Parque Natural Municipal Barão de Mauá foi recuperado depois de 25 anos do derramamento de óleo vindo dos dutos da Petrobrás em janeiro de 2000. — Foto: Custódio Coimbra/ Agência O GLOBO
Parque Natural Municipal Barão de Mauá foi recuperado depois de 25 anos do derramamento de óleo vindo dos dutos da Petrobrás em janeiro de 2000. — Foto: Custódio Coimbra/ Agência O GLOBO

Pesquisador do MapBiomas, Marcos Rosa atribui o resultado positivo a projetos e políticas públicas de reflorestamento.

— As novas áreas verdes não absorvem tanto carbono quanto uma floresta antiga, mas protegem a água, melhorando a qualidade das nascentes — diz ele.

Após o derramamento de óleo em 2000, o trabalho de restauro envolveu a abertura de valas e canais para facilitar a entrada e saída da água do mar, além do plantio de mudas e da retirada de detritos. A técnica foi desenvolvida por tentativa e erro, buscando-se recuperar o manguezal.

— A criação de valas e canais permitiu a reintrodução da maré no ecossistema, um fator crucial para o ambiente respirar adequadamente — explica Mantu.

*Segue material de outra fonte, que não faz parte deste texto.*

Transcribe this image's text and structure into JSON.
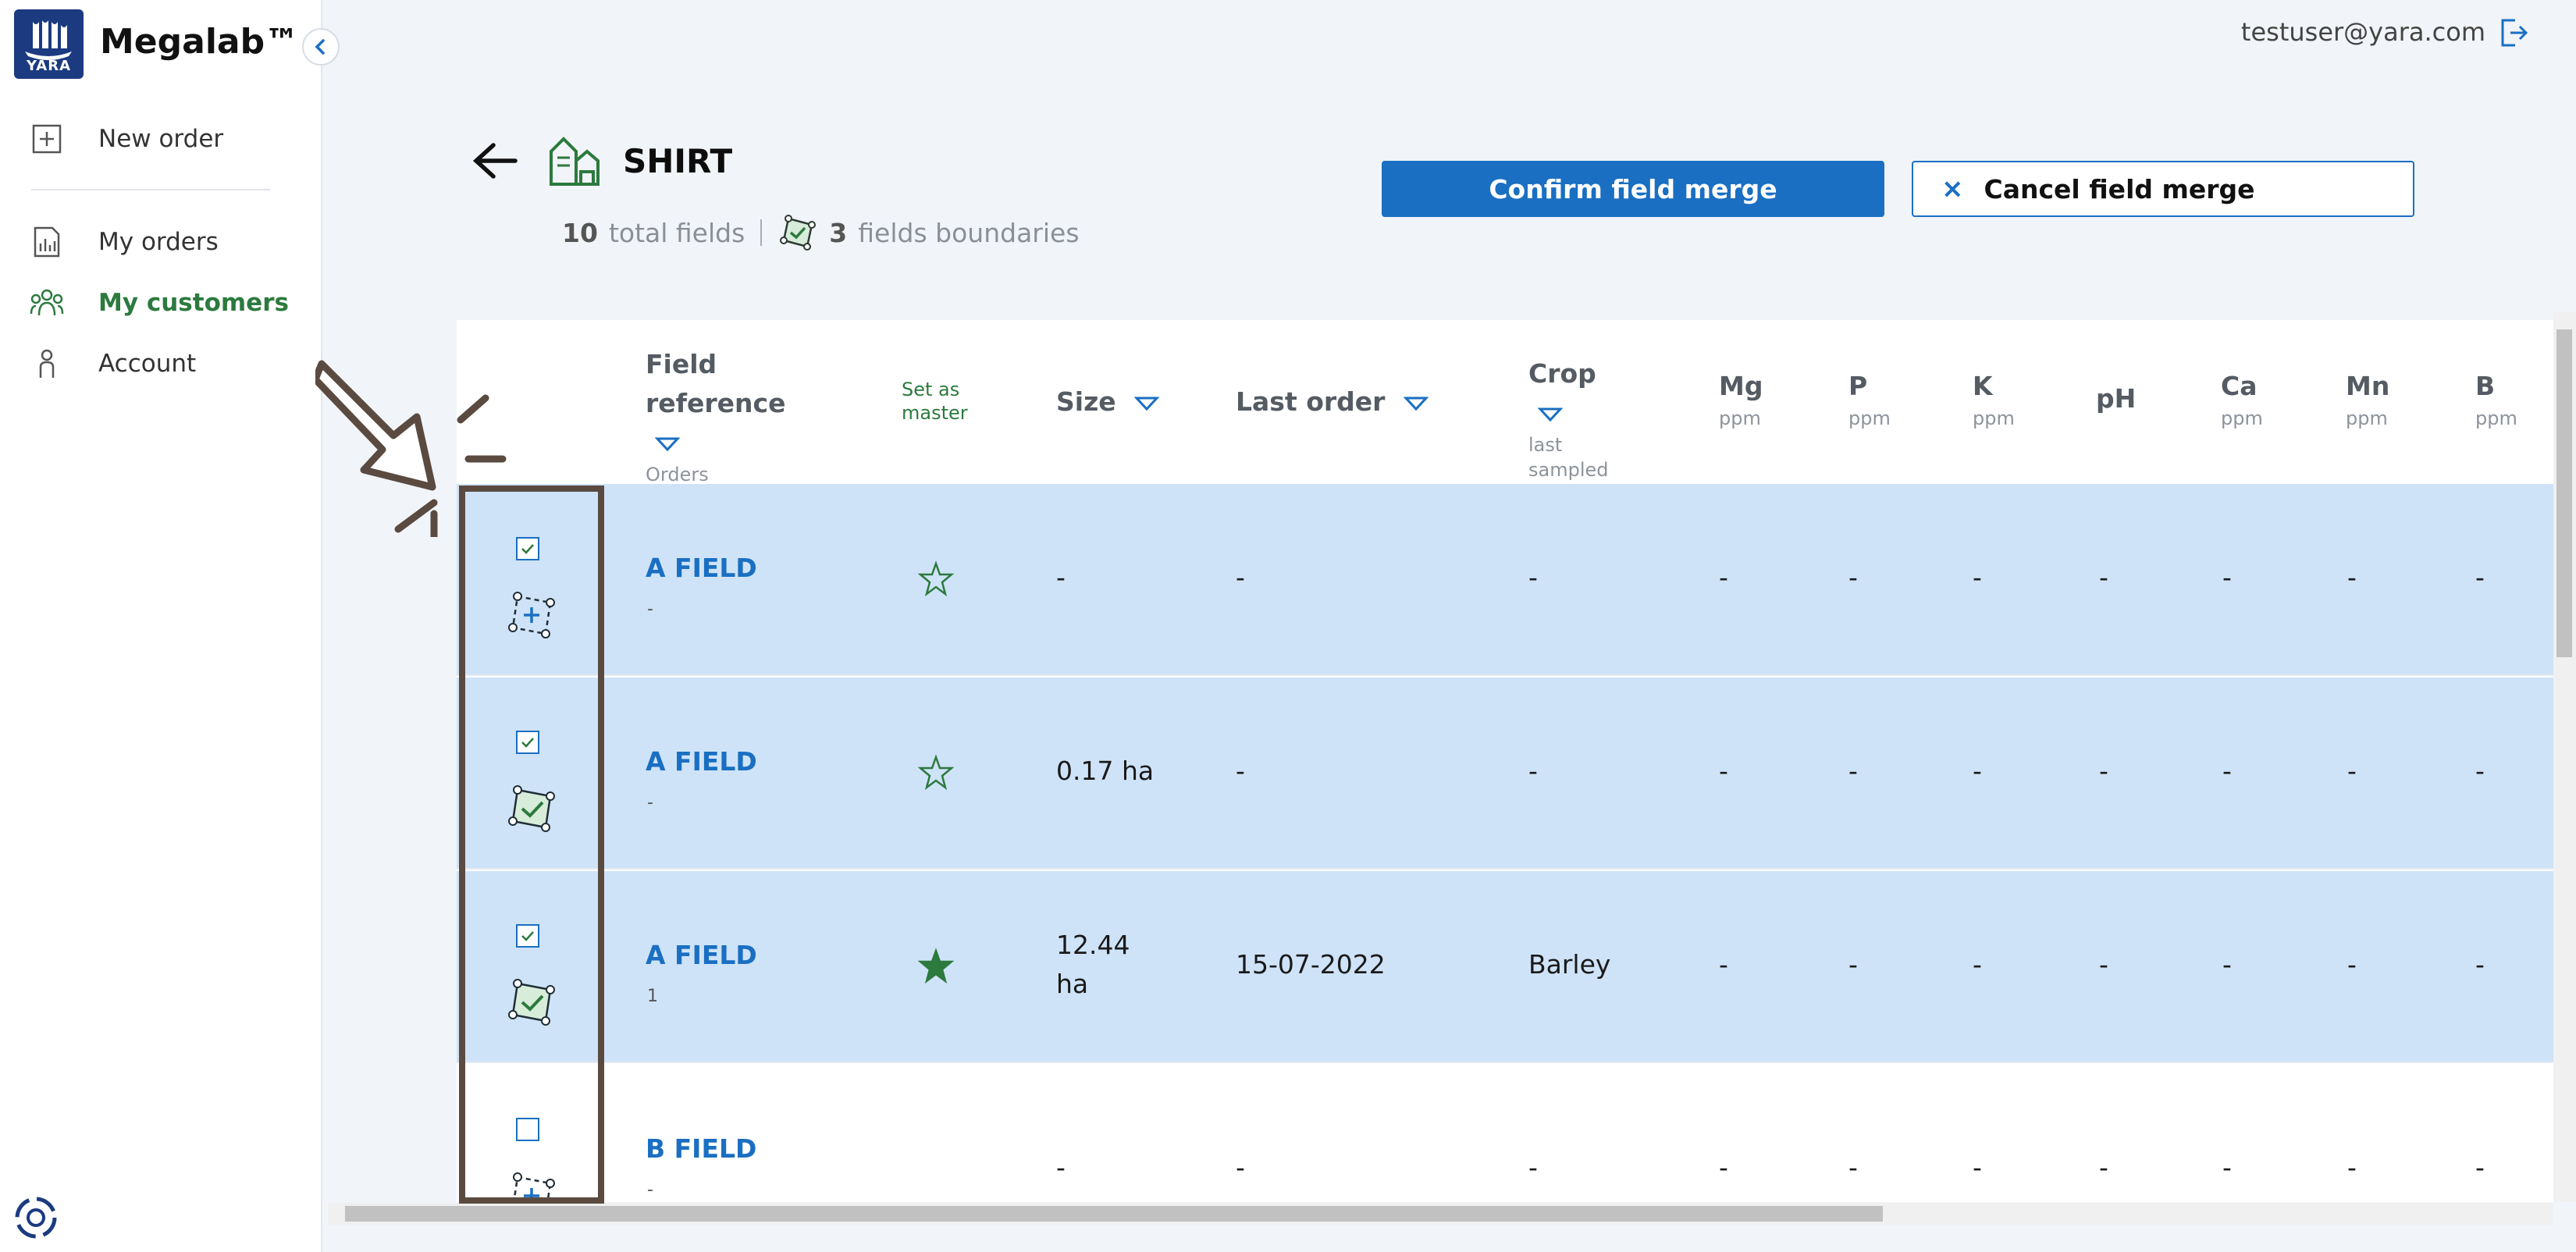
{
  "app": {
    "brand": "Megalab™",
    "logo_text": "YARA"
  },
  "sidebar": {
    "items": [
      {
        "label": "New order",
        "icon": "plus-square-icon",
        "active": false
      },
      {
        "label": "My orders",
        "icon": "chart-document-icon",
        "active": false
      },
      {
        "label": "My customers",
        "icon": "people-group-icon",
        "active": true
      },
      {
        "label": "Account",
        "icon": "person-icon",
        "active": false
      }
    ]
  },
  "user": {
    "email": "testuser@yara.com"
  },
  "header": {
    "farm_name": "SHIRT",
    "total_fields_count": "10",
    "total_fields_label": "total fields",
    "boundaries_count": "3",
    "boundaries_label": "fields boundaries",
    "confirm_label": "Confirm field merge",
    "cancel_label": "Cancel field merge",
    "cancel_icon": "×"
  },
  "table": {
    "headers": {
      "field_reference": "Field reference",
      "field_reference_sub": "Orders",
      "set_as_master": "Set as master",
      "size": "Size",
      "last_order": "Last order",
      "crop": "Crop",
      "crop_sub": "last sampled",
      "mg": "Mg",
      "p": "P",
      "k": "K",
      "ph": "pH",
      "ca": "Ca",
      "mn": "Mn",
      "b": "B",
      "unit": "ppm"
    },
    "rows": [
      {
        "checked": true,
        "boundary": "add",
        "name": "A FIELD",
        "orders": "-",
        "master": false,
        "size": "-",
        "last_order": "-",
        "crop": "-",
        "mg": "-",
        "p": "-",
        "k": "-",
        "ph": "-",
        "ca": "-",
        "mn": "-",
        "b": "-"
      },
      {
        "checked": true,
        "boundary": "done",
        "name": "A FIELD",
        "orders": "-",
        "master": false,
        "size": "0.17 ha",
        "last_order": "-",
        "crop": "-",
        "mg": "-",
        "p": "-",
        "k": "-",
        "ph": "-",
        "ca": "-",
        "mn": "-",
        "b": "-"
      },
      {
        "checked": true,
        "boundary": "done",
        "name": "A FIELD",
        "orders": "1",
        "master": true,
        "size_line1": "12.44",
        "size_line2": "ha",
        "last_order": "15-07-2022",
        "crop": "Barley",
        "mg": "-",
        "p": "-",
        "k": "-",
        "ph": "-",
        "ca": "-",
        "mn": "-",
        "b": "-"
      },
      {
        "checked": false,
        "boundary": "add",
        "name": "B FIELD",
        "orders": "-",
        "master": false,
        "size": "-",
        "last_order": "-",
        "crop": "-",
        "mg": "-",
        "p": "-",
        "k": "-",
        "ph": "-",
        "ca": "-",
        "mn": "-",
        "b": "-"
      }
    ]
  },
  "colors": {
    "primary": "#1a6fc2",
    "selected_row": "#cfe3f8",
    "accent_green": "#2c7a3e",
    "logo_blue": "#1b3a80"
  }
}
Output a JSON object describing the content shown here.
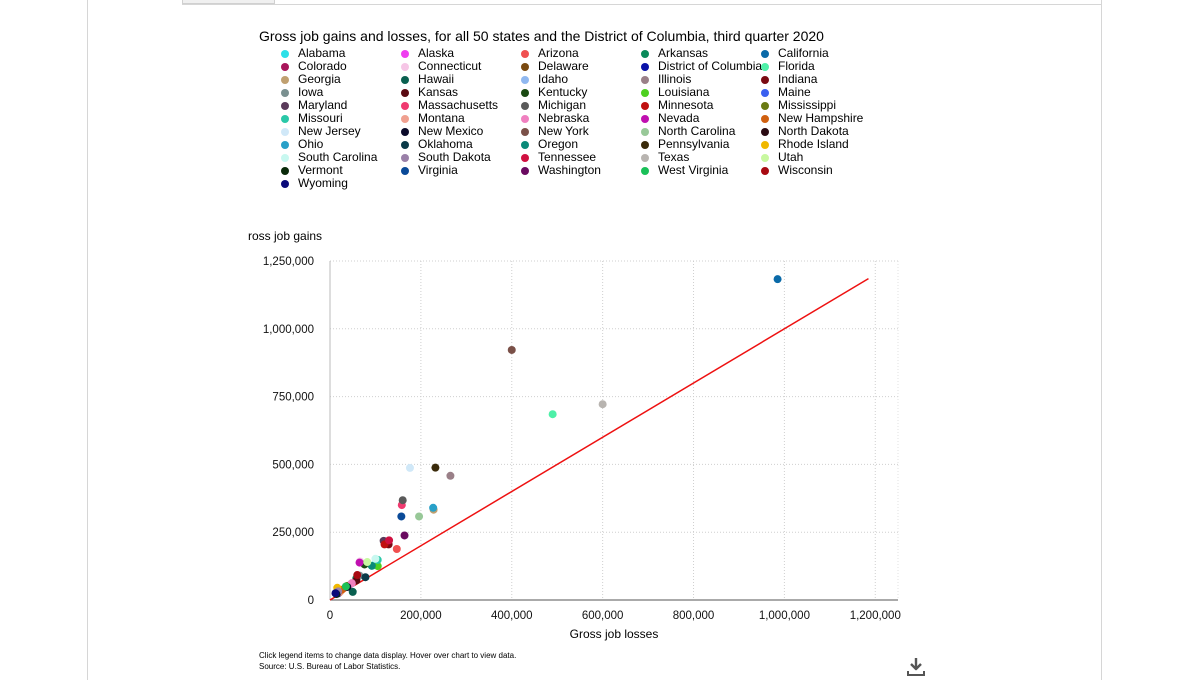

Parque Natural Municipal Barão de Mauá foi recuperado depois de 25 anos do derramamento de óleo vindo dos dutos da Petrobrás em janeiro de 2000. — Foto: Custódio Coimbra/ Agência O GLOBO
Parque Natural Municipal Barão de Mauá foi recuperado depois de 25 anos do derramamento de óleo vindo dos dutos da Petrobrás em janeiro de 2000. — Foto: Custódio Coimbra/ Agência O GLOBO

Para o ambientalista e geógrafo Mario Moscatelli, que há décadas estuda a degradação da Baía de Guanabara, o trabalho em Magé é uma rara exceção positiva num cenário ainda crítico:

— A baía como um todo está longe de ter uma recuperação significativa. A maior parte dos rios continua poluída, o tratamento de esgoto é insuficiente, e a política ambiental do estado é errática. Mas o que vemos em Magé mostra que, quando há articulação local, a natureza responde. A recuperação ambiental precisa considerar o fator humano. Sem a comunidade, teria sido inviável — conclui Moscatelli.